Of course, these explanations all seem pretty reasonable for beginning a digital footprint. Every mother wants to show off their newborn baby or their toddler. Social networks and the Internet are a fast and easy way to share information from the first breath to the first step.

But, what about babies with email addresses? Seems crazy doesn’t it? According to this study, 7 percent of babies and toddlers have email addresses created for them by their parents. Another 5 percent already have social network profiles. Why parents think their baby needs an email address and a Twitter account is beyond me, but apparently it happens.

What’s with parents these days? I’m sure teenagers ask this question everyday. But seriously, why post images of you children on such a vast, unsecured, public place? A majority of mothers surveyed (70 percent) replied that they use these methods as a way of easily sharing information with their friends and families. Another 22 percent reported that they only posted pictures of their children to increase to amount of content on their social profiles. Lastly, 18 percent of mothers only did so because their friends and family did it first.

With putting any information on the Web, a few concerns have to be taken into consideration. The study asked mothers to rate their concerns on a scale from one to five, one being little to no concern and five being extremely concerned. Overall, mothers averaged a 3.5 on the scale of concern. Spanish mothers were the most worried at a 3.9 and Canadian mothers were the least concerned at a 3.1. As the research shows, mothers are only moderately troubled by what could happen with the information they post to the World Wide Web.

AVG’s CEO, JR Smith, argues that there are two things parents should think about when posting their child’s information or photos on the Internet. First of all, a digital footprint cannot be erased. It will be with your child for the rest of his or her life. So when you post that first picture, make sure the footprint is appropriate. Whatever you post now can be traced to your child years in the future.
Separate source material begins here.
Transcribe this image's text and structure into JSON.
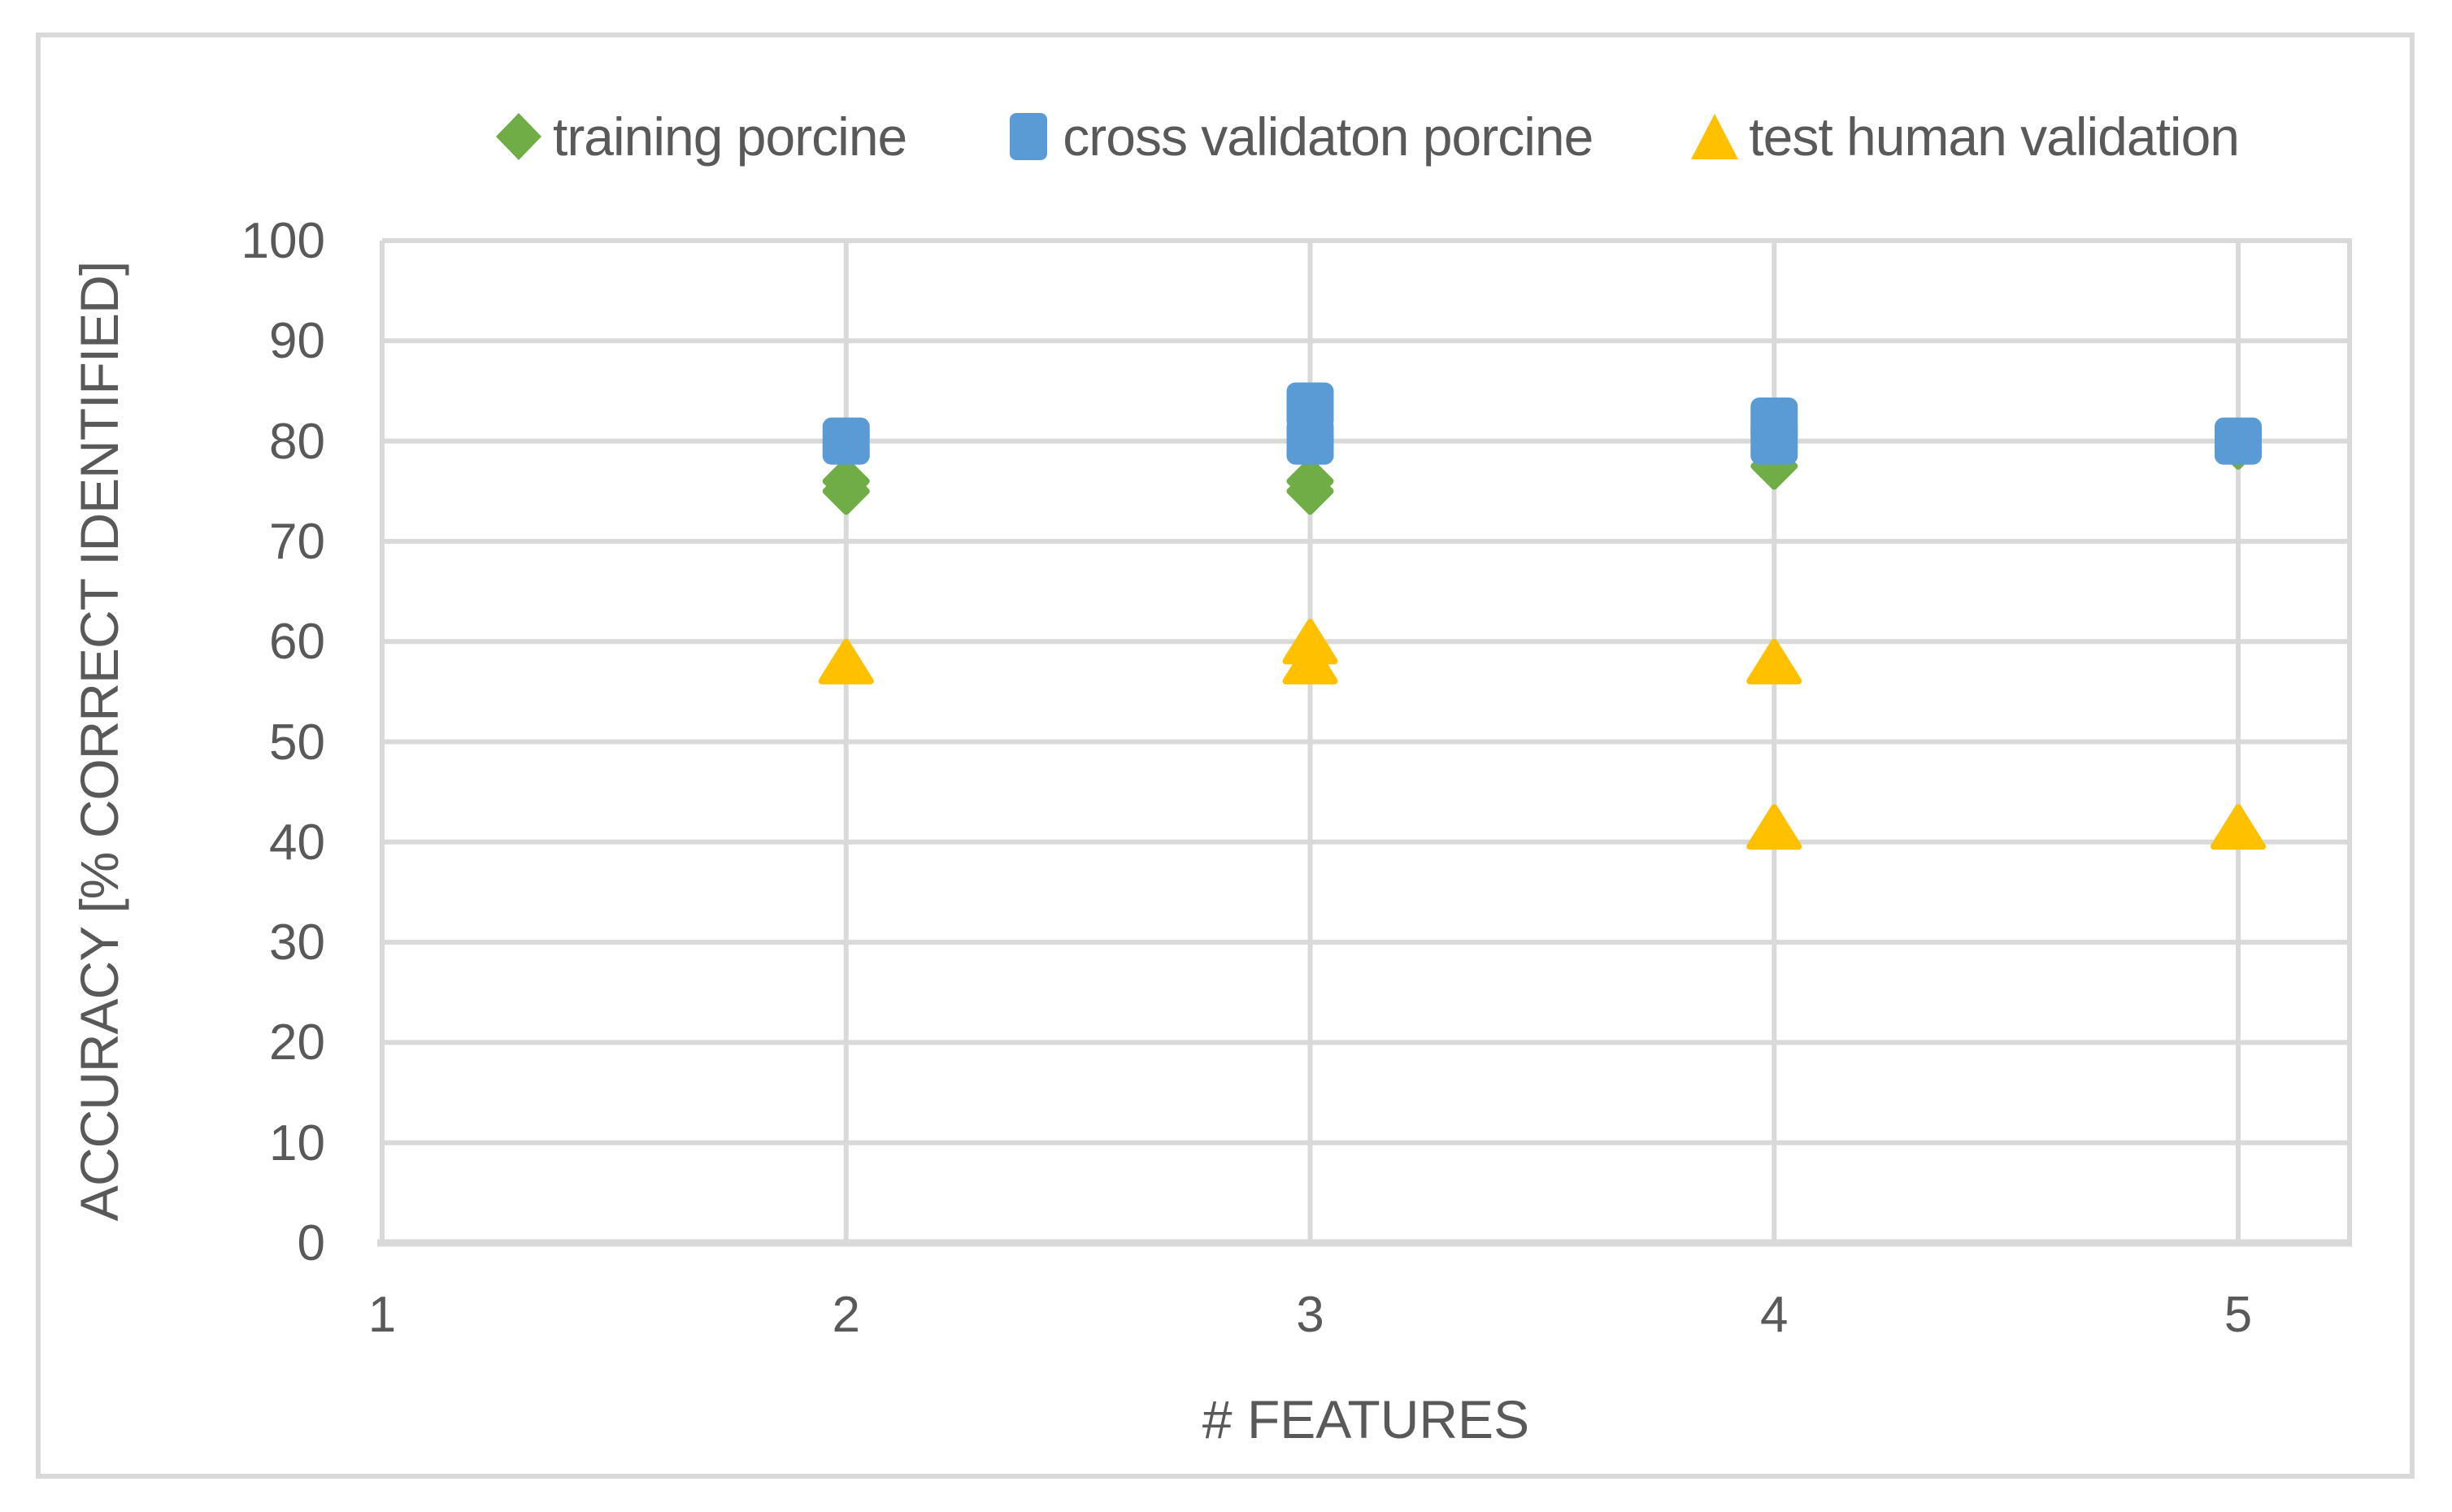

Secondly, it is increasingly vital for parents to be aware of privacy settings of each social networking site. The information you put out there can potentially be seen by anyone in the entire world. Parents need to make sure their privacy settings are correctly adjusted so only people they know can view their content. Every site is different, so be sure to look into this carefully.

Digital footprints are permanent. They can be used in the future to find out all kinds of information posted about you in the past. If you decide to begin someone else’s footprint, such as your child, make sure you proceed with caution.